No hubo tiempo para más. Se corrió la cortinita que separaba el minúsculo escenario del resto de la sala y un guitarrista negro pulsó la primera nota de un fuerte
blues
. Bajo y batería se hicieron eco personal del ritmo. Aquel torrente de vitalidad dejó pasmados a los chicos.

10

—¡ERA
rhythm & blues
!

—Pero ¡se puede hacer una versión! —exclamó John—. No entiendo cómo no gusta esto mucho más en Inglaterra. Sin embargo, nada es imposible, ¿no lo veis? ¡Y ésos ni siquiera eran conocidos! ¿Cómo deben sonar los importantes de verdad? Para mí ha sido genial, genial.

—Hay que ser negro para tocar así y cantar como lo hacía ése.

—Ellos tienen el ritmo en la sangre —opinó Griffiths dirigiéndose a Hanson—. Todavía no han olvidado los ritos tribales de su origen africano.

—No veo por qué aquí no podemos hacer algo parecido, a la inglesa —dijo John

—¿Qué quieres decir con eso de «a la inglesa»?

—Lonnie Donegan, por ejemplo. No me diréis que es malo. Puede tomarse cualquier tema de
rhythm & blues
y adaptarlo, reforzar la melodía, quitarle un poco de rudeza; bueno, ya sabéis, poner aquí y quitar allá.

—Lennon, ¿de qué estás hablando?

—¡De hacer música! ¿Es que no lo veis?
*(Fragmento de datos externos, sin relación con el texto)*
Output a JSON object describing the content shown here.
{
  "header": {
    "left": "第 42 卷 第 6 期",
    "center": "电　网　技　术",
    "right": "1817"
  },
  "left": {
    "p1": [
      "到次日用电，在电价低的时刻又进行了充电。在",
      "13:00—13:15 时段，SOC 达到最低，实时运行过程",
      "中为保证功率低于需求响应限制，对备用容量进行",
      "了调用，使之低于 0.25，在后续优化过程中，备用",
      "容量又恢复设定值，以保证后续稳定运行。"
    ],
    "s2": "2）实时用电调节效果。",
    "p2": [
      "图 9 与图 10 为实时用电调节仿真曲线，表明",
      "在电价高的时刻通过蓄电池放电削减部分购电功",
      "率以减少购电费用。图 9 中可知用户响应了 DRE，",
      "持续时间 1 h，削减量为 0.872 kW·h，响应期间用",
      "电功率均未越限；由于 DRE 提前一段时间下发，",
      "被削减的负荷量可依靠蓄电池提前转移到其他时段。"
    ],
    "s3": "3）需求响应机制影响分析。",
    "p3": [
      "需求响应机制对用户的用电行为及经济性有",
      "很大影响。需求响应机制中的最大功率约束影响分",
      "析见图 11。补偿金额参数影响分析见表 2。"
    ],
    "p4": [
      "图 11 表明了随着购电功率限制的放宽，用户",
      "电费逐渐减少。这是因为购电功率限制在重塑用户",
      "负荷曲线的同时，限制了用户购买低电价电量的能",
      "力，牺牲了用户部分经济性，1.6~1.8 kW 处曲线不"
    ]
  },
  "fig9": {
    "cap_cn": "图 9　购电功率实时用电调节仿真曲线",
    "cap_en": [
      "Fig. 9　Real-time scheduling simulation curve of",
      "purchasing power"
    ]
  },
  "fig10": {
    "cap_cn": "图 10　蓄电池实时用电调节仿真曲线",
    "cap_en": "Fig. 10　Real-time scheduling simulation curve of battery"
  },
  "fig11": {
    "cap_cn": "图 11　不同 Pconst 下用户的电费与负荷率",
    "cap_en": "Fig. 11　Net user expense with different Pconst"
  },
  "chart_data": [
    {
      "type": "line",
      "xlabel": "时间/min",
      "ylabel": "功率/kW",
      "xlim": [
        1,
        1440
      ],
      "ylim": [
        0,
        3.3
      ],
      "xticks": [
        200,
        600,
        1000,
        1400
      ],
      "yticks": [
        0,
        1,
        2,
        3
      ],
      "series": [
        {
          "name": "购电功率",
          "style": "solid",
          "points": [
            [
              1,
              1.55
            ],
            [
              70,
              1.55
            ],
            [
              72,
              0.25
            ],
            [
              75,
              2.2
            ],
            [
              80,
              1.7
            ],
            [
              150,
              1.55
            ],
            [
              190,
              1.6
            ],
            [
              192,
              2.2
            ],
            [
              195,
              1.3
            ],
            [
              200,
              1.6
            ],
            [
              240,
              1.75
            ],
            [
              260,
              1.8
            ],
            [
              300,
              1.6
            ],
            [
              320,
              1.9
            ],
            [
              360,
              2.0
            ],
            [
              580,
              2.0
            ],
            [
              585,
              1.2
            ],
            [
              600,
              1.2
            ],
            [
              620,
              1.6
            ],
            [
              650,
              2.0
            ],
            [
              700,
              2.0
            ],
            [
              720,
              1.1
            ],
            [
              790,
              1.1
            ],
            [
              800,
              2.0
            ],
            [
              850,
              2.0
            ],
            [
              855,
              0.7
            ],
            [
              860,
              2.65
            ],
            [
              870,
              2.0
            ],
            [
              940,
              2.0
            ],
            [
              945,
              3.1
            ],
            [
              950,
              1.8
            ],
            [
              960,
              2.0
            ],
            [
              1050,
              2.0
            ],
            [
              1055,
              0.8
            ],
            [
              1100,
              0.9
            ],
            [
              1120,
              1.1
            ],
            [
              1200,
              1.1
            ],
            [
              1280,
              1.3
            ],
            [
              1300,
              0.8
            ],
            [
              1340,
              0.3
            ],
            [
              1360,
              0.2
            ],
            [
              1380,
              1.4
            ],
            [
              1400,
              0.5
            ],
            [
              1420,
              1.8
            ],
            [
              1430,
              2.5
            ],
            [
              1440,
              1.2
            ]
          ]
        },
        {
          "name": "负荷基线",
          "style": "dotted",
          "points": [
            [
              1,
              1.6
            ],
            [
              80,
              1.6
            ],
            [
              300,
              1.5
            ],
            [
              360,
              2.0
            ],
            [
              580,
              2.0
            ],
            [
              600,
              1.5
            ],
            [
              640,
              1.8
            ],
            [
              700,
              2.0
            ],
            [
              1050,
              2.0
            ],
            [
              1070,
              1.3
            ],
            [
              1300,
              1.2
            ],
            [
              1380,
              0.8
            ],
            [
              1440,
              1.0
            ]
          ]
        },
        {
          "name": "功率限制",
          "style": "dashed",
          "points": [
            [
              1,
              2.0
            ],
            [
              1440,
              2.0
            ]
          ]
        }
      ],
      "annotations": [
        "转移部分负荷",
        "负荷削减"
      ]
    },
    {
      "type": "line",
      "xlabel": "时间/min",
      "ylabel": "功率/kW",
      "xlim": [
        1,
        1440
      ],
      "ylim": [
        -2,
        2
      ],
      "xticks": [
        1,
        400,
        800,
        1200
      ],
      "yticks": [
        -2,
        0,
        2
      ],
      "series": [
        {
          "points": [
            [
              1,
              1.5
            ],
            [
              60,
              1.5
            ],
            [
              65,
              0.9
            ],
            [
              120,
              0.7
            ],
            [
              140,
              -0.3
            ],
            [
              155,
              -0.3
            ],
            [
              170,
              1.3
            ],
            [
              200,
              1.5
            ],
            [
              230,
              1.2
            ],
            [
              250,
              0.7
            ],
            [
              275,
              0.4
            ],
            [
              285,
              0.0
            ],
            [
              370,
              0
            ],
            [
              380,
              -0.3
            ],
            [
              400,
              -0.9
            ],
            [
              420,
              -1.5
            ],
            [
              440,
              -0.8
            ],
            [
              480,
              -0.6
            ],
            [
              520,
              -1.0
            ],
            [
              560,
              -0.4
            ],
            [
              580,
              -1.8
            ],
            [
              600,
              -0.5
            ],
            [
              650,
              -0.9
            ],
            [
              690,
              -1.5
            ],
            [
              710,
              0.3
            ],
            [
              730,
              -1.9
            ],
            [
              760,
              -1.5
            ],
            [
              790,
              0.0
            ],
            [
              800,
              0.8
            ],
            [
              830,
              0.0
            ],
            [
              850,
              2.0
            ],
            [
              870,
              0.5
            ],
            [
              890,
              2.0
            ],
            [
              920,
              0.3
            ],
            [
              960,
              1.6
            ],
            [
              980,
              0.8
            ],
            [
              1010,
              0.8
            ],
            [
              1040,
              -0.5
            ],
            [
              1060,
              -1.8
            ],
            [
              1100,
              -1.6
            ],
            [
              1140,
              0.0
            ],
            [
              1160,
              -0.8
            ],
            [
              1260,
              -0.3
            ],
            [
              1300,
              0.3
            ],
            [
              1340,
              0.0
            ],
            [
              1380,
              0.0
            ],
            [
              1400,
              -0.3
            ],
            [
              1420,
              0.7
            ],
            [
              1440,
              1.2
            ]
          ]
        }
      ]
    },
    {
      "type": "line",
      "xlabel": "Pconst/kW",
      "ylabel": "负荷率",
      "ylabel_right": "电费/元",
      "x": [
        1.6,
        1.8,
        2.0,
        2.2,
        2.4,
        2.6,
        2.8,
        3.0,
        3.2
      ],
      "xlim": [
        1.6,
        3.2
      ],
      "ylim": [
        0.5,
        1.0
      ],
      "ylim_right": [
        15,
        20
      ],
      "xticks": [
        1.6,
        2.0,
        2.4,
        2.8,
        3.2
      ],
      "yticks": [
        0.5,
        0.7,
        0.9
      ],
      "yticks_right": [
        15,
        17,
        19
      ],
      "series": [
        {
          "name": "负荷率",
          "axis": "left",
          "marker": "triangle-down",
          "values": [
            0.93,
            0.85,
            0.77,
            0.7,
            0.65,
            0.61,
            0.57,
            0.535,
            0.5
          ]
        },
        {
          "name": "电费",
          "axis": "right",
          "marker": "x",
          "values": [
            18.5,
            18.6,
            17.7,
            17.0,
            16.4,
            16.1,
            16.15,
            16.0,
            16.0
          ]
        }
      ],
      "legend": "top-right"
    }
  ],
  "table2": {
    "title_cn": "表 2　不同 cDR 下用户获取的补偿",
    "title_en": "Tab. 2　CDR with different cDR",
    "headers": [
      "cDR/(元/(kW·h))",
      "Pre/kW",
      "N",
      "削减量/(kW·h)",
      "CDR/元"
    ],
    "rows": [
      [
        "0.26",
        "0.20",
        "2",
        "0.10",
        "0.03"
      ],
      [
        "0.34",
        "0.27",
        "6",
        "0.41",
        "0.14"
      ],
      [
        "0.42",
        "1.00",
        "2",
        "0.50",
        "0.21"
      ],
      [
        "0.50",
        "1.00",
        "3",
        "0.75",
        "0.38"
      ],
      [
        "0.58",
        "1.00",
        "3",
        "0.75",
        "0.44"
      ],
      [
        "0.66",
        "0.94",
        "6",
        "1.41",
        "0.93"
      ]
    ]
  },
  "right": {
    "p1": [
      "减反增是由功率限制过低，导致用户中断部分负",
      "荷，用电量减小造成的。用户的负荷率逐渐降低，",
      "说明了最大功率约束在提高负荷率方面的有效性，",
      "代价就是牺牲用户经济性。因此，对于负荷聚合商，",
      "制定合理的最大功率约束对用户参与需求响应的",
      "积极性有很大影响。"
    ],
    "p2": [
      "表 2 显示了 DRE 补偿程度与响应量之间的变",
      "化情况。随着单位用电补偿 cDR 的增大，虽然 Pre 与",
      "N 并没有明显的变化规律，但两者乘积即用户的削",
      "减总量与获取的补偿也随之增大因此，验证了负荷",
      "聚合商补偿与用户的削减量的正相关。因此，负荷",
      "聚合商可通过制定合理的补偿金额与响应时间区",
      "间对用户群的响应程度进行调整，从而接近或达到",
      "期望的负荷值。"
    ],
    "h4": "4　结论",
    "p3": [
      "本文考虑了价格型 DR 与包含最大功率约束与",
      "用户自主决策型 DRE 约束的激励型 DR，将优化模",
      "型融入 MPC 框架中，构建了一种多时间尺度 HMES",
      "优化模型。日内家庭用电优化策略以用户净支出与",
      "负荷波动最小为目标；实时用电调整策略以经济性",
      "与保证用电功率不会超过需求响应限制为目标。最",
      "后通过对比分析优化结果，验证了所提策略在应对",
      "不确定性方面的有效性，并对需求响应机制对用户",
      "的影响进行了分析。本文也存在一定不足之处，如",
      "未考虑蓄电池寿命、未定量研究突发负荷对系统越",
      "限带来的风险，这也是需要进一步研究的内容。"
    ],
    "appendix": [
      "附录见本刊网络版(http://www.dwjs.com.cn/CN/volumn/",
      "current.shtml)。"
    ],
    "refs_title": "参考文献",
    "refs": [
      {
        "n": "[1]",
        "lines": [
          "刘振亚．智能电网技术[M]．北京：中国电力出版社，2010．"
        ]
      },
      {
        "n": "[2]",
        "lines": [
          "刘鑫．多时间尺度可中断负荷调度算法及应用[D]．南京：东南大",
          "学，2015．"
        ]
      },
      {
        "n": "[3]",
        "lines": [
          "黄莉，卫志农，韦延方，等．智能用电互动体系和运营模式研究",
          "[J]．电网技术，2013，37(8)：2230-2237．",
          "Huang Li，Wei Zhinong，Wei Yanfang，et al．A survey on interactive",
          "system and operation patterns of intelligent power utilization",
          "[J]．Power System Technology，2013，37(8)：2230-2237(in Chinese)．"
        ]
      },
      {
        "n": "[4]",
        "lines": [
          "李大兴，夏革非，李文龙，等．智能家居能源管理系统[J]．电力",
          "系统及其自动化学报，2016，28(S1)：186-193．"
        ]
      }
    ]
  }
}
A todos nos chifla, y todos hemos sentido algo viendo esa actuación, ¿no es cierto?

Se miraron entre sí. Shotton tiritó. Le alcanzó una corriente helada, el primer asalto del frío de la noche. Por las calles apenas si discurrían las últimas sombras fugaces de los transeúntes que regresaban a sus hogares, a la paz de fuegos y cenas tardías. Hanson se puso bien la bufanda y Griffiths hundió más las manos en los bolsillos de su gruesa chaqueta. John era el único que parecía no tener frío. Los ojos le brillaban, movía las manos cada vez que hablaba, expresión de su vehemencia incontenible, rebosante de energía, igual que si la actuación en el club hubiese cargado su batería.

—Los que tocaban esta noche eran muy mayores. Tenían al menos veinticinco o treinta años. Hay que ir al conservatorio para ser músico. Es una carrera como otra cualquiera.